Held in partnership with Mater Research, The University of Queensland, Cambridge Centre for Health Services Research, Nuffield Trust, and the American Board of Family Medicine, the event brings together thought-leaders from the UK, Australia, United States, Canada and New Zealand, including clinicians, policymakers and executive, to explore barriers to reform and propose evidence-based solutions.
This year’s conference will be chaired by Director of the Centre for Health System Reform and Integration (CHSRI) Professor Claire Jackson from Mater Research and The University of Queensland.
“The evidence in many OECD countries now points to health systems struggling to support the rising prevalence of chronic disease and mental health demand,” Prof Jackson said.
“This meeting draws together delegates with deep experience in health system transformation to address ongoing barriers and seek effective solutions.”
Director of The Centre for Professionalism and Value in Health Care in Washington DC Professor Robert Phillips said that the initial thought-leader meeting in 2011 was an important opportunity for seven different countries to share primary care innovations and concerns.
“It launched a special issue of the Journal of the American Board of Family Medicine and multiple international collaborations. This meeting continues that momentum,” Prof Phillips said.
RAND Professor of Health Services Research, Cambridge Centre for Health Services Research and University of Cambridge, Professor Stephen Morris said that this conference was timely.
“Given the structural and organisational change happening in many health care systems around the world, and at a time when the National Health Service in the United Kingdom is undergoing significant change, we are thrilled to be hosting this important meeting in Cambridge,” Prof Morris said.
Chair of Nuffield Trust Professor Martin Marshall said there was no shortage of ideas to reform health and care systems around the world.
“Some are evolutionary in nature and some more radical,” Prof Martin said.

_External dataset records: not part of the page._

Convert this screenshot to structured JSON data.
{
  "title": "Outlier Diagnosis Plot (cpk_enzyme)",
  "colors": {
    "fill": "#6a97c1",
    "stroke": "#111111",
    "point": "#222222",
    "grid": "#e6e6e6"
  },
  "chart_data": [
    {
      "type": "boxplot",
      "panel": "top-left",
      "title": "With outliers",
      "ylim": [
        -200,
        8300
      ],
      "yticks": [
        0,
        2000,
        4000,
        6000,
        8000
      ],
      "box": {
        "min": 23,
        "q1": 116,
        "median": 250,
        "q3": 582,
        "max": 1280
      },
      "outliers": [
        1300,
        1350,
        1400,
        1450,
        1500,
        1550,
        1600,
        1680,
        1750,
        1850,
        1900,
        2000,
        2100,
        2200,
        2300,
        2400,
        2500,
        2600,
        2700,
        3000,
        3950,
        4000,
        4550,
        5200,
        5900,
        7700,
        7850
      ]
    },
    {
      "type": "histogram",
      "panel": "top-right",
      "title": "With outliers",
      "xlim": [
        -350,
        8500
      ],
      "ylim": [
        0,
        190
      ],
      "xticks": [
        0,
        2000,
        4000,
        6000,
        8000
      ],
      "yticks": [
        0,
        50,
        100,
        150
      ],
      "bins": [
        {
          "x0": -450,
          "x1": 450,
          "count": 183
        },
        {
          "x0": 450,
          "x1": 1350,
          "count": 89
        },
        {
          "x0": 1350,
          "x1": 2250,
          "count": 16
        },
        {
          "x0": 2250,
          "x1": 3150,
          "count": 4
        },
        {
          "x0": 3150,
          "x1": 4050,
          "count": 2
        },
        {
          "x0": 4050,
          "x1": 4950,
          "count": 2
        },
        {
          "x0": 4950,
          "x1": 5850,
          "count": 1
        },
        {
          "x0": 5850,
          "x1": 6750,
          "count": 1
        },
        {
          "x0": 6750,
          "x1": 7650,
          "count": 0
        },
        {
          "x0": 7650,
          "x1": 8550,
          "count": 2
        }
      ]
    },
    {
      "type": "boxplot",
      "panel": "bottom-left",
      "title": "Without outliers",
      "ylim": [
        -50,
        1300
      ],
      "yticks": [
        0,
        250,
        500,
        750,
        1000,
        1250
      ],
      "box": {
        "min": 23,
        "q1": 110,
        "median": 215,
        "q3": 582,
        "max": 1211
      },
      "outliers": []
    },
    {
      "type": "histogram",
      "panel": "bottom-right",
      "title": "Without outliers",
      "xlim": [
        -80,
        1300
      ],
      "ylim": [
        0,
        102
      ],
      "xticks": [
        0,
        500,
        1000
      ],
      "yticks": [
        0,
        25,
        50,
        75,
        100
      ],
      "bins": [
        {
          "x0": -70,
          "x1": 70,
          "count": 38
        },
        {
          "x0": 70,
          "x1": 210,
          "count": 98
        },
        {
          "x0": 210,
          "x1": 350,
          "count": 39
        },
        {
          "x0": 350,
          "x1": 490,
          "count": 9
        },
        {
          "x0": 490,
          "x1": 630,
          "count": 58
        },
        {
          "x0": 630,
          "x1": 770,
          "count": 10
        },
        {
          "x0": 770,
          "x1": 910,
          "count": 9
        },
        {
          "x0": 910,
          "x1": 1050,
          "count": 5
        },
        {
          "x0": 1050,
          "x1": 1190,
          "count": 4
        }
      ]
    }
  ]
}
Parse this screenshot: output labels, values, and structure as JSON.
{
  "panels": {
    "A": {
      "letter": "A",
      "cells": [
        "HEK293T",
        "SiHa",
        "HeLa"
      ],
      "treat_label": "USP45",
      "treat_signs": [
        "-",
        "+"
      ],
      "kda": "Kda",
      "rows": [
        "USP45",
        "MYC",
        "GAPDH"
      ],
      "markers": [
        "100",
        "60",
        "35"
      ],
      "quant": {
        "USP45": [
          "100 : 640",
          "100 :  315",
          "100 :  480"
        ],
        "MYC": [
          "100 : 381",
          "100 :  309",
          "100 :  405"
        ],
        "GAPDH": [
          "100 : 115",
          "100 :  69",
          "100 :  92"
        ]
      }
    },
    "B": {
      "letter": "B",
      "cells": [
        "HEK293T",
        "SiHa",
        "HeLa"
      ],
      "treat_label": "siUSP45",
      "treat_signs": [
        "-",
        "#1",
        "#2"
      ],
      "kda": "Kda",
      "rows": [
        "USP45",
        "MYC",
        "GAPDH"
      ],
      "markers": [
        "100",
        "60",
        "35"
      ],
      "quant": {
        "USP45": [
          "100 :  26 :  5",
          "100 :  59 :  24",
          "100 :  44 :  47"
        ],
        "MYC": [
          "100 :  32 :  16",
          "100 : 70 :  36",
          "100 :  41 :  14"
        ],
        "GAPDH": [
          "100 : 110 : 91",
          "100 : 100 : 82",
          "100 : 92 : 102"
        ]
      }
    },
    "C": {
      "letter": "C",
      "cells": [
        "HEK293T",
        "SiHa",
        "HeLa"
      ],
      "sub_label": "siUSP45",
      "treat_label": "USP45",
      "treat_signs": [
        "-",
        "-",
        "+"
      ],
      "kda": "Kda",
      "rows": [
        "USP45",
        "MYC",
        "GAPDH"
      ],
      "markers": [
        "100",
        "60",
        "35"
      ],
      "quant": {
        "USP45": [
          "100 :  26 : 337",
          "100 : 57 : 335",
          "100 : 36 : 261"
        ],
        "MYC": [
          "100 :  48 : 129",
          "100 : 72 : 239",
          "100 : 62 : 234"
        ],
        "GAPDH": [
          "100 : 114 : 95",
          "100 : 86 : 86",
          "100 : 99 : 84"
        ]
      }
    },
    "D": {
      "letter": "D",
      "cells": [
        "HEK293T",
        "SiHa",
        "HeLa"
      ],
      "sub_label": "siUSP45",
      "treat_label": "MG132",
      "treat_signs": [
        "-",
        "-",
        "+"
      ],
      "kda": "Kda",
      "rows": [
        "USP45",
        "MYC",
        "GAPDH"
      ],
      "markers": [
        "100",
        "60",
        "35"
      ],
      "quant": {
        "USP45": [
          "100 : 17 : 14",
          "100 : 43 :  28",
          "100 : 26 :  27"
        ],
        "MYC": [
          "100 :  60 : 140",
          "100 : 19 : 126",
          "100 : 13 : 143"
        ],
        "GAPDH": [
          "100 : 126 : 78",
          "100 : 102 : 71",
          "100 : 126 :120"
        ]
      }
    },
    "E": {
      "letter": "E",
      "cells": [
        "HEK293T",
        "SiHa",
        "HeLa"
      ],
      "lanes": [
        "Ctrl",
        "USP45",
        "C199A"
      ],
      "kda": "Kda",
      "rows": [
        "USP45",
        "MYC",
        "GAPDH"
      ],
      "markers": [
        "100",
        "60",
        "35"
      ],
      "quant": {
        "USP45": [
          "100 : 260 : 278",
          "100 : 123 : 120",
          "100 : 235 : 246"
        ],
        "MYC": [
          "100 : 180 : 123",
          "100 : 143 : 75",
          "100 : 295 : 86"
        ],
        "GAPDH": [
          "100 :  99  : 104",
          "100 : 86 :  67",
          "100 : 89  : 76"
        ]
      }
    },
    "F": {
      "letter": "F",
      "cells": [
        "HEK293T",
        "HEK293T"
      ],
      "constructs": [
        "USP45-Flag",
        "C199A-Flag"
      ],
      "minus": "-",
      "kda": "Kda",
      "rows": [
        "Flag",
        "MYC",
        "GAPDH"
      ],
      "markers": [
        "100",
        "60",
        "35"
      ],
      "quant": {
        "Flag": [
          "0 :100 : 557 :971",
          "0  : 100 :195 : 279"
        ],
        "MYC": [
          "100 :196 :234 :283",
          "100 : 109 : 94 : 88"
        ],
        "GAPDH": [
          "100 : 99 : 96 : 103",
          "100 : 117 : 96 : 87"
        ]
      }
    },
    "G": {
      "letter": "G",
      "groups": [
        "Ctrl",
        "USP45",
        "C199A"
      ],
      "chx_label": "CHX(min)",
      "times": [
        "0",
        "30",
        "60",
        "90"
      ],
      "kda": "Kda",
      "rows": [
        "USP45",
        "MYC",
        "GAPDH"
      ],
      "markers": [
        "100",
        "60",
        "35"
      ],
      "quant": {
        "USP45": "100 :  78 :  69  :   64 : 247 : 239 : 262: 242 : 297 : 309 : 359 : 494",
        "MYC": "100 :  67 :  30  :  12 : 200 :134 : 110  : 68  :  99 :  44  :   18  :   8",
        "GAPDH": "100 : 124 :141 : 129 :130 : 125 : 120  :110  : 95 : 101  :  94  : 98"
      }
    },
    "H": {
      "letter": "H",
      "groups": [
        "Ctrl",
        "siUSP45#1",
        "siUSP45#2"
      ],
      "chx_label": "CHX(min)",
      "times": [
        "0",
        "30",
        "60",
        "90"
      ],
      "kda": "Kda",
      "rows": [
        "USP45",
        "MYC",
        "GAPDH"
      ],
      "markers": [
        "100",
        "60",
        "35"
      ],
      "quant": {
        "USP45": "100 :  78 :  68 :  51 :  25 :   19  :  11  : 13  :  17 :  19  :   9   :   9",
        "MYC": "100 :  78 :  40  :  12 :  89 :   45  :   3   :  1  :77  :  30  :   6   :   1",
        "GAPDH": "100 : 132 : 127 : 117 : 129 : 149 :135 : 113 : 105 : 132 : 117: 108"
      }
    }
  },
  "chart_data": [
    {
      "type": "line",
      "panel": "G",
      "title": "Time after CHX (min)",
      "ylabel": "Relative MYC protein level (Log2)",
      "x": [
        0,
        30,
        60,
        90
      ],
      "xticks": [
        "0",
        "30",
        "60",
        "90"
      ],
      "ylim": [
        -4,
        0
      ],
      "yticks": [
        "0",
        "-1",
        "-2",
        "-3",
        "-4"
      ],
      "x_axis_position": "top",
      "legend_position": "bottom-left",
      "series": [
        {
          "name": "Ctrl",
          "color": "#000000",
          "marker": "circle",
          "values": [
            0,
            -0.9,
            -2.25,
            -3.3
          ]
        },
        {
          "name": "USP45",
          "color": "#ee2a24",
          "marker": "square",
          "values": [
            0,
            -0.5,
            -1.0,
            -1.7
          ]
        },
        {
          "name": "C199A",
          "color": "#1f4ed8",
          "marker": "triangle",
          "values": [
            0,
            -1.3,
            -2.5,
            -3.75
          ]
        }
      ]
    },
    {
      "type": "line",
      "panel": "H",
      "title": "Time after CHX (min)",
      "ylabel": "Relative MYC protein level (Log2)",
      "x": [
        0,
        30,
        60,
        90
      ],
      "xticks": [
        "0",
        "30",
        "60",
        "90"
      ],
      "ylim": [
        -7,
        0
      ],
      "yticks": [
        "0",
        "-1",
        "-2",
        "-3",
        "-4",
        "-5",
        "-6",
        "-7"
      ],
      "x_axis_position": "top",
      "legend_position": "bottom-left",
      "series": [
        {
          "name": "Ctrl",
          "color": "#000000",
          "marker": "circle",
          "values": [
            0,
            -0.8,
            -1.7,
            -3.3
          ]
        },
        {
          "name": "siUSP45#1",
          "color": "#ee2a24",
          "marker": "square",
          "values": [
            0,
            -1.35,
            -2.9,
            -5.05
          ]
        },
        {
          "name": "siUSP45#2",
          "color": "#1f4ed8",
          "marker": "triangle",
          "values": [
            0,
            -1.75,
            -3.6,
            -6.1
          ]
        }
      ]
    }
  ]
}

“This conference supports the participants to critically analyse these ideas and to design new solutions, using criteria which are all too often absent from the thinking of policy makers, such as: a strong commitment to empirical evidence; identifying what works and when; an independence from party political influences; a sensitivity to the unintended consequences of policy interventions; and an awareness that implementation decisions often require difficult trade-offs.”